2. The method for producing a textile product according to claim 1, wherein the angle formed by the discharge direction of the coating nozzle and the running direction of the cloth is an obtuse angle.

3. The method of claim 1, wherein the coating vessel comprises a vessel body having a feed inlet and a discharge outlet, the feed inlet being in communication with the foaming device, the discharge outlet being in communication with the coating spray head, the vessel body being narrow at the bottom and wide at the top.

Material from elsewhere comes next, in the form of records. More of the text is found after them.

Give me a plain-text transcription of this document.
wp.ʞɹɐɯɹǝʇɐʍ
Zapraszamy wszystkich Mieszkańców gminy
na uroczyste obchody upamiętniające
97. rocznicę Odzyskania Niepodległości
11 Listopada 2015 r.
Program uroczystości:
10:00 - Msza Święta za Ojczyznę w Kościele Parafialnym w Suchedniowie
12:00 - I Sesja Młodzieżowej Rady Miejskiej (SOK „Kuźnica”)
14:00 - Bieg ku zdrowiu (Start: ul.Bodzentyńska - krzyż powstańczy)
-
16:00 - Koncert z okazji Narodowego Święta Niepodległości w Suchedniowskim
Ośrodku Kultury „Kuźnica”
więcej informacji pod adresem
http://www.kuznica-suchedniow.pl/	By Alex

4. A method of producing a textile product according to claim 3, wherein the discharge opening is formed in the bottom of the tank body, and the coating nozzle is provided in the lower portion of the tank body and communicates with the discharge opening.

5. The method of claim 1, wherein the coating-receiving slot is integrally formed with the coating nozzle.

6. The method for producing textiles according to claim 1, wherein the shaping and drying device comprises a first drying mechanism and a second drying mechanism which are sequentially arranged, the first drying mechanism is positioned at one side of the coating device, and the second drying mechanism is positioned at one side of the cloth collecting device;

and/or, the coating device further comprises a support frame, and the coating head is movably arranged on the support frame.